Often, enslaved histories within the archive push scholars to look harder for more and rarer materials adamantly seeking the smallest of traces of Black folks. Yet what I believe is that in our training to find evidence, there is an abundance of it buried beneath us. Afro-Texan women describe the use of an alternative text—the land—using the abundant strategies of nourishing power. Nourishing power is not perfect and varies from testimony to testimony. It is no small praxis of living that borders, yet exceeds, the prominent lines of plantation, archival, and even material violence. Relying on the archive is not enough, though, and I imagine with Wynter that the formerly enslaved spoke loudly as they mapped a different means of forming knowing for themselves. To play with land as an early text meant that instead of getting “tore up,” there were moments when flesh was satisfied with what may have felt like endless discovery and pleasure.

Yet, one is left to wonder, in critically engaging the loud voices in Texas dirt, how much we will never know about the tears, blood, bare feet, and dirty fingernails wrapped in and before abundance and survival. What remains important here is the making of an ever-evolving archive that may only be properly excavated, or buried, by those who had tilled that space.


[1] Sylvia Wynter, “Jonkonnu in Jamaica: Towards the Interpretation of Folk Dance as a Cultural Process,” Jamaica Journal 4, no. 2 (1970): 34-48.

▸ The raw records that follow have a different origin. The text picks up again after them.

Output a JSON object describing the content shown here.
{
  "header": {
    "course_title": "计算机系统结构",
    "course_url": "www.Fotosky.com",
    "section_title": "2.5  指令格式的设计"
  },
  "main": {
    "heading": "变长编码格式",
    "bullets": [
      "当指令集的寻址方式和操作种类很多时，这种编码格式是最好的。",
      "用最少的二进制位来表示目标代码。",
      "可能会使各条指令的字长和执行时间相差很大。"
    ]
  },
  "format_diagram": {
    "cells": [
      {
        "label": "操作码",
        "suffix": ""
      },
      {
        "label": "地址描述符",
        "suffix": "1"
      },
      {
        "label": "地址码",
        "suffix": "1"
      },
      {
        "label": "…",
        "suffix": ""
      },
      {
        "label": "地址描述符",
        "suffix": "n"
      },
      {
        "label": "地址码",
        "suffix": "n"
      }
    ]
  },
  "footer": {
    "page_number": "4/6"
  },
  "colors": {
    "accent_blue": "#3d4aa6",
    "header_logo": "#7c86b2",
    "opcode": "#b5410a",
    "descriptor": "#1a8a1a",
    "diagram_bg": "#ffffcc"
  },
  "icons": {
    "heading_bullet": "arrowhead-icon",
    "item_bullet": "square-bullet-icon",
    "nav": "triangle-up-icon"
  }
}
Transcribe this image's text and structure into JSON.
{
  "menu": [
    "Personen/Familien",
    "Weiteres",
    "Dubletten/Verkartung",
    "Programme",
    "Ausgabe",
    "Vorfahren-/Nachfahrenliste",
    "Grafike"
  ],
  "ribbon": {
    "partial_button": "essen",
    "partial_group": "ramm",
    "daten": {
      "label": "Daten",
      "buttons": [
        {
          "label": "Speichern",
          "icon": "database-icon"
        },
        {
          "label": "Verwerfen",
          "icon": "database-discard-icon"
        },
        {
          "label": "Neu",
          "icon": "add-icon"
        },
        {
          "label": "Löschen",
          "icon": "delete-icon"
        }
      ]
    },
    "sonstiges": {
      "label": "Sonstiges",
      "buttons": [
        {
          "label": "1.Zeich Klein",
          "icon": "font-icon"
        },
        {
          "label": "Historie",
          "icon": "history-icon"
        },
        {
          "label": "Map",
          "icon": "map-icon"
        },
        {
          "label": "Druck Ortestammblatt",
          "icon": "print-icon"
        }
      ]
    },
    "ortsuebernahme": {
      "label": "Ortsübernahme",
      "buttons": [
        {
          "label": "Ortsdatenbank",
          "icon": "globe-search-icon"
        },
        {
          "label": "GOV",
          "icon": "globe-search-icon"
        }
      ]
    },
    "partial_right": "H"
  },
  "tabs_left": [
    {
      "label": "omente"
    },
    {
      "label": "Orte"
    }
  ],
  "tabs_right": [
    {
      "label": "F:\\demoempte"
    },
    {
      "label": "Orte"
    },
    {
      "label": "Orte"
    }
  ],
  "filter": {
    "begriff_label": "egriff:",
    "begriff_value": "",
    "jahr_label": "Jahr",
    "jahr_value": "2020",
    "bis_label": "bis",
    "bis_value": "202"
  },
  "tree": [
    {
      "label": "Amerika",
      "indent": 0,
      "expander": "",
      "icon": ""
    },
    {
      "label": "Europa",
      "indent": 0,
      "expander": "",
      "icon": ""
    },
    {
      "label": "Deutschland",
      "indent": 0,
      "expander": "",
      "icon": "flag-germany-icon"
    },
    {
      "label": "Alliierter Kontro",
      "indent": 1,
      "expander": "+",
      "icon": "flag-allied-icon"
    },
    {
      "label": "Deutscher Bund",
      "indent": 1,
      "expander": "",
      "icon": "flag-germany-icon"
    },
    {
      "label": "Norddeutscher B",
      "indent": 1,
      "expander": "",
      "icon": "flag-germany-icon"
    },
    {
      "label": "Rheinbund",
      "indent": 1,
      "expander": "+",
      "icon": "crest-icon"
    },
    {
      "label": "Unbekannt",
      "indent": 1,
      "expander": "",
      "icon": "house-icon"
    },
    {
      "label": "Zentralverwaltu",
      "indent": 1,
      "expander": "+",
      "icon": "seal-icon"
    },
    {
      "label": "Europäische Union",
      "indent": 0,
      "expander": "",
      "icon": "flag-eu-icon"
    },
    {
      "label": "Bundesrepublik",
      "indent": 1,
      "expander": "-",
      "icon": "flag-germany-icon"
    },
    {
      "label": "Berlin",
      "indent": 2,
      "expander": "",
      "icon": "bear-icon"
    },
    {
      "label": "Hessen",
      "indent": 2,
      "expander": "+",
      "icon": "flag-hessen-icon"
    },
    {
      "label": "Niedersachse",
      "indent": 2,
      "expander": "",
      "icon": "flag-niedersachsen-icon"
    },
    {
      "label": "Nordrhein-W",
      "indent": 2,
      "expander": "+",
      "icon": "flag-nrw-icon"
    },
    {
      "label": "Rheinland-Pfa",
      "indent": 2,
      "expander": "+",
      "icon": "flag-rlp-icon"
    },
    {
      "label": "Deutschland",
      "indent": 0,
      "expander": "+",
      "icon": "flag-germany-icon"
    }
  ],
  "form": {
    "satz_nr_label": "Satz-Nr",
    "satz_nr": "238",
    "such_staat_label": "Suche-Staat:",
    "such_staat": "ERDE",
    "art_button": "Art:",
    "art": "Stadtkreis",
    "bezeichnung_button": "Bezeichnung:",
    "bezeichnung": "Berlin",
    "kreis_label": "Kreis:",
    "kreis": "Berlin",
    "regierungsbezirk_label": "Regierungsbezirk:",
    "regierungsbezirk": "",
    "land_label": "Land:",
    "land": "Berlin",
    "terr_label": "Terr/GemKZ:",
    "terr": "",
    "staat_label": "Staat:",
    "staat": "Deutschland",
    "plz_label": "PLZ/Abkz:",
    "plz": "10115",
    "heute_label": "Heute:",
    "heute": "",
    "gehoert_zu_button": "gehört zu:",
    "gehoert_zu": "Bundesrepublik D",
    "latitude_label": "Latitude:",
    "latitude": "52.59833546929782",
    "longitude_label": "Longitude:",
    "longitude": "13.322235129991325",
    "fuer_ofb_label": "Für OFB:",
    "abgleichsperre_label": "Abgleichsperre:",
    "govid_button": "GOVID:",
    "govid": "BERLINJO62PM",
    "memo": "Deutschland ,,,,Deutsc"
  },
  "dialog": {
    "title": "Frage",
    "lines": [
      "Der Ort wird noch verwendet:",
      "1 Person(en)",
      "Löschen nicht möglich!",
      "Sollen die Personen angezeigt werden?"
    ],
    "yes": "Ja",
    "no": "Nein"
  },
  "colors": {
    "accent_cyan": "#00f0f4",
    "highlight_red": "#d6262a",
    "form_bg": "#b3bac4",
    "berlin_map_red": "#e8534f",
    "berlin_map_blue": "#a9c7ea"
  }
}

[2] Federal Writers’ Project: Slave Narrative Project, Vol. 16, Texas, Part 3, Lewis-Ryles. (1936), 138-141, Manuscript/Mixed Material.

[3] Ibid., 190-192.

*Cover image: “A woman picking vegetables in a garden.” This photo is part of the George Ranch Museum Collection. It is dated between 1950-1965 with an unknown photographer and unnamed Black woman. I believe she speaks with those who tilled the ground before her.

[*Cover image description: black-and-white photo of a Black woman in a white dress working with vegetable garden.]